The recent rainfall is particularly noteworthy when you consider where we were before we entered this relatively wet spell. Keep in mind, this was one of the driest starts to a calendar year on record until the latter part of May, then the rains finally started. Notice the third map on the right, also courtesy of the OK Mesonet, which shows how much above normal our precipitation has been since May 21 which is basically when this wet period started. Again, these rains have been a real blessing, but many locations are still way behind on their rainfall for the year. Despite more than ½" here in Tulsa just today, we are still more than 8" behind for the year so that extremely dry start has been difficult to eradicate so far.
And, it is not over yet. Although Tuesday looks to be largely between systems with only a very slight chance of a few late afternoon showers/storms, another round looks likely for Wednesday into the day Thursday before things start drying out in time for the weekend. As the 5 day QPF map on the right shows, there is still the potential for another inch or more of rain, but the axis of the heaviest amounts will be shifting elsewhere.
Since Tuesday will be basically between systems, we should have more sunshine and after a mild start with morning lows in the 60s, daytime highs will be in the 80s to near 90 that afternoon. Patchy late night and early morning fog will also be possible due to light winds and the damp conditions but will quickly burn off as the sun rises.

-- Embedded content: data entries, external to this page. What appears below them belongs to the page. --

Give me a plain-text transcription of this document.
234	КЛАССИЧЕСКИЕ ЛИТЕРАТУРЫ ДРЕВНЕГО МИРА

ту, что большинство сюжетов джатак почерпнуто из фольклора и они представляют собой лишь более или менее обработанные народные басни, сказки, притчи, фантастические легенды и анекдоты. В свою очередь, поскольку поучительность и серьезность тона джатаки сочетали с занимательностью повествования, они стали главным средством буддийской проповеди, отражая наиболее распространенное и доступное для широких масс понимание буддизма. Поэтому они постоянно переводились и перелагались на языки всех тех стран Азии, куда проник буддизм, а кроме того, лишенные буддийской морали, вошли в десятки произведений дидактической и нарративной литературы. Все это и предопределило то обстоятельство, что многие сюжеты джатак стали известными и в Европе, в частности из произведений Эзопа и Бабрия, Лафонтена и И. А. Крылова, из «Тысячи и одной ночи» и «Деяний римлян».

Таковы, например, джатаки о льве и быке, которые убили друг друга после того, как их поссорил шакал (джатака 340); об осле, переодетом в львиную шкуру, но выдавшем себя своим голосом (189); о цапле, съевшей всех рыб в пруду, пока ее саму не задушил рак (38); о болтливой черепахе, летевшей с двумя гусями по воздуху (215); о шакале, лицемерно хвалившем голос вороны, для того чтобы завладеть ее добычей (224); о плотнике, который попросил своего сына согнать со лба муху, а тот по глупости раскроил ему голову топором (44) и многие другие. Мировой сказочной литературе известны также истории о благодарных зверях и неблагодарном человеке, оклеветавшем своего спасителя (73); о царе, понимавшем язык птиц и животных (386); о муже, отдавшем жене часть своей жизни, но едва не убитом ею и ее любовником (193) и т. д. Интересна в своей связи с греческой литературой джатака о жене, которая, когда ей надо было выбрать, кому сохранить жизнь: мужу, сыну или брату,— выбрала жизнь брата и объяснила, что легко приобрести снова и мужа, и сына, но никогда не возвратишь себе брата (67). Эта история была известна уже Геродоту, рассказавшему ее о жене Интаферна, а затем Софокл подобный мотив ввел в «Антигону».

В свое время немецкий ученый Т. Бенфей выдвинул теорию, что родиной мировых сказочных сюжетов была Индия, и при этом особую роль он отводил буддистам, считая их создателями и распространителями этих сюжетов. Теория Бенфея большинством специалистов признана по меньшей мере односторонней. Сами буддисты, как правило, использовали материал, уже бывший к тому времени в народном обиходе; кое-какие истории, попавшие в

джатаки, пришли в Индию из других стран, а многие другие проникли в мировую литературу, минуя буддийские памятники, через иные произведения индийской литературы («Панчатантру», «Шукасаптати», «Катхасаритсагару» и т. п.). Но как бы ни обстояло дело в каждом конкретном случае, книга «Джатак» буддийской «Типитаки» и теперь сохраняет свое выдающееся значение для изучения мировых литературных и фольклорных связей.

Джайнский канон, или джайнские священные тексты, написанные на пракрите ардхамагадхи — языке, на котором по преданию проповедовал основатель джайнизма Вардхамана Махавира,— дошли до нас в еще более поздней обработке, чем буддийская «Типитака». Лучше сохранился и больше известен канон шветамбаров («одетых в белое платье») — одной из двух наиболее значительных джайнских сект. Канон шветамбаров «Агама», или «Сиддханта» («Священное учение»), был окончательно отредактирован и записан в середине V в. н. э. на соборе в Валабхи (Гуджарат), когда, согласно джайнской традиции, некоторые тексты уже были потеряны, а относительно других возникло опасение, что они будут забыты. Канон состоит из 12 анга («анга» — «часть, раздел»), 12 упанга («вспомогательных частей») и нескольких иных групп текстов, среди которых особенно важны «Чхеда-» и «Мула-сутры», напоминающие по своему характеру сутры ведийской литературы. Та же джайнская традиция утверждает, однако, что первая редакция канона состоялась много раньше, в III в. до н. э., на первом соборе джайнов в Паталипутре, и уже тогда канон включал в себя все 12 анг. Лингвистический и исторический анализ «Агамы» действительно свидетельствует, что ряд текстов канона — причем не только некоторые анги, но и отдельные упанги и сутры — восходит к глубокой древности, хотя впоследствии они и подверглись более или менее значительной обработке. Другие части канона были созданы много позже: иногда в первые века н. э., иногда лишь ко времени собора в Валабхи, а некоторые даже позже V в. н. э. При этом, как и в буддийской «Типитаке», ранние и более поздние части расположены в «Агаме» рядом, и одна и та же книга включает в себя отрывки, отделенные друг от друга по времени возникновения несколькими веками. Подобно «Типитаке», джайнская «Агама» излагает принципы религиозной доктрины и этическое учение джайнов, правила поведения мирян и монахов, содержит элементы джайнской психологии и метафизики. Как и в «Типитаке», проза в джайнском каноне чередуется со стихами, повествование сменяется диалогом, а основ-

Easterly winds on Tuesday will be followed by increasing southerly winds beginning Wednesday and rather breezy southerly winds right on through the weekend. With abundant surface moisture already in place, that will lead to a hot, humid weekend with daytime highs climbing back into the lower 90s and heat index values likely approaching triple digits. Our nights will also be warmer with morning lows in the 70s as the weekend arrives. The longer range guidance continues to suggest above normal temperatures and near to below normal rainfall prospects for that following first week of July.